Взволнованные предстоящей встречей с дядей, о которой их на время заставили забыть пестрые картины ярмарки, дети ускорили шаг и через несколько минут очутились перед кафе.
Кафе оказалось не из богатых. Над дверью качалась ржавая железная доска с надписью "Надежда" и аляповатым рисунком, покрытым густым слоем пыли. Внизу дверь была забрызгана грязью, а порог истерт ногами посетителей. Два узких и грязных окна были украшены не менее грязными занавесями. У Лефильеля сжалось сердце при виде этого будущего жилища его юных друзей; с большим усилием он решился открыть дверь и проникнуть внутрь кафе, где после ясного солнечного дня ничего нельзя было разглядеть. Когда глаза молодого человека несколько освоились с мраком комнаты, он разглядел двух-трех посетителей, сидевших за стаканами пива с трубками в зубах. За грязной конторкой не было никого.

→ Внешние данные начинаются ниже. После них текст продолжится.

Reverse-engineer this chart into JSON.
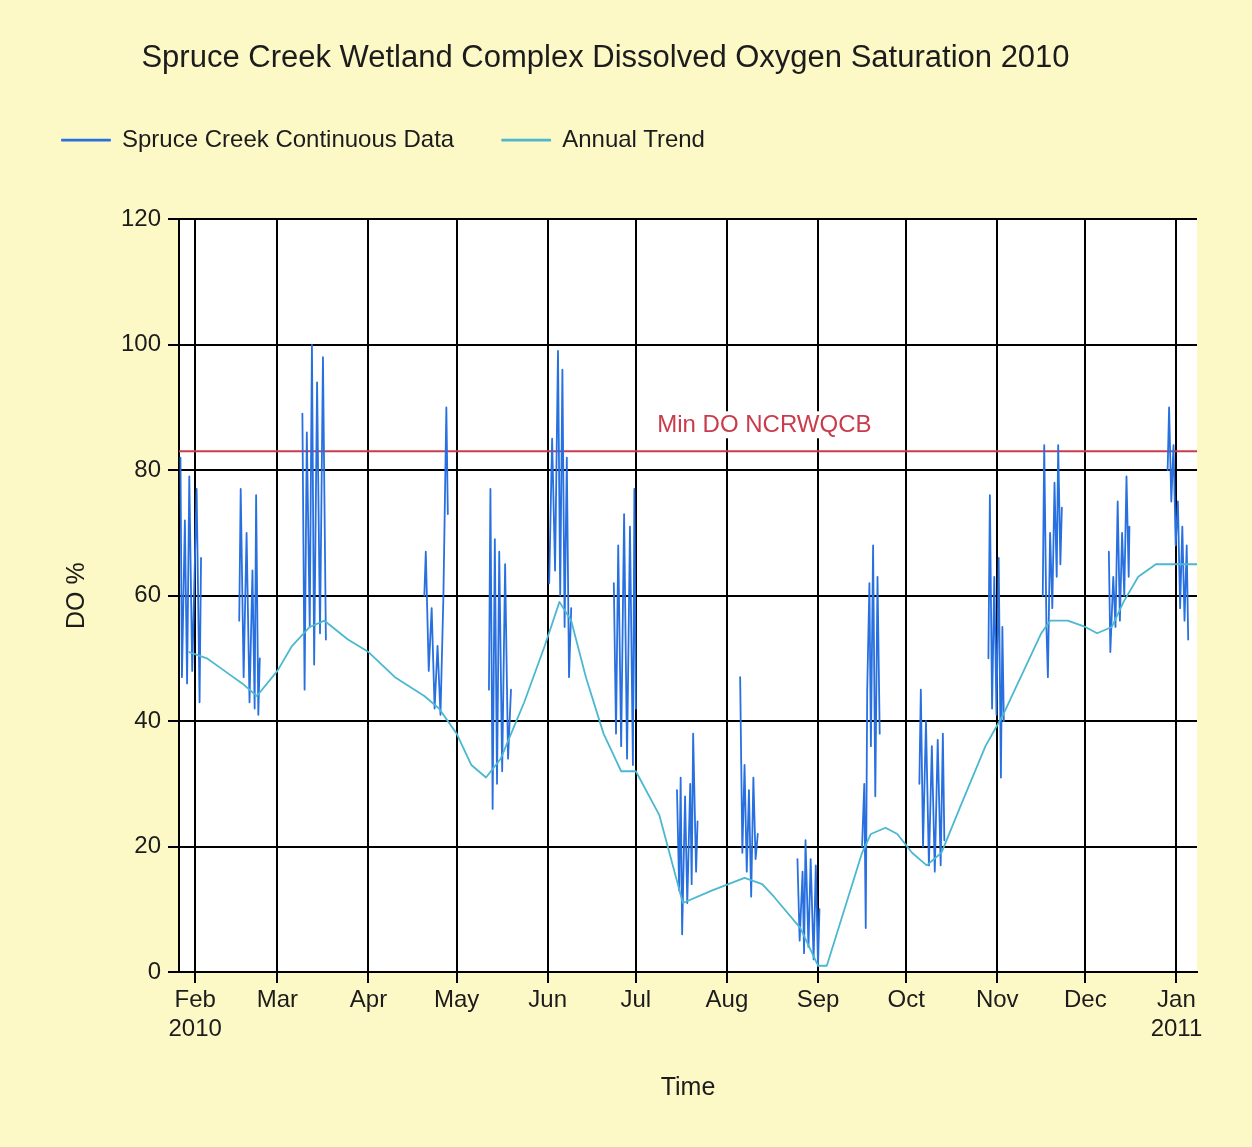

-- Господина Кастейра можно видеть? -- спросил молодой архитектор, обращаясь к присутствующим.
Так как ответа не было, то он повторил, повысив голос:
-- Господина Кастейра здесь нет?
-- Я не знаю такого, -- раздался, наконец, хриплый голос из глубины комнаты.
-- Как?! -- воскликнул пораженный Лефильель. -- Разве это не его кафе?
-- Что вы там городите? -- возразил хриплый голос, и из мрака вышла толстая женщина в желтом чепце и с засученными рукавами. -- Здесь нет другого хозяина или хозяйки, кроме меня!
-- Но нас уверяли, что кафе "Надежда" принадлежит господину Томасу Кастейра, -- продолжал Лефильель.
-- Погодите-ка! -- отвечала та. -- Как вы говорите, Томас Кастейра? Это, верно, про дядю Томаса идет речь! Конечно, я знаю его, очень хорошо знаю...
-- Ну, так где же он?
-- Конечно, не здесь... Когда он продавал мне свое заведение месяц тому назад, он сказал, что отправляется жить в Блиду. А больше я ничего не знаю.
-- Благодарю вас, сударыня!
Лефильель был так доволен, что детям не придется жить под одной кровлей с этой грубой женщиной, что не стал продолжать расспросы, а сразу отправился с мальчиками обратно на станцию.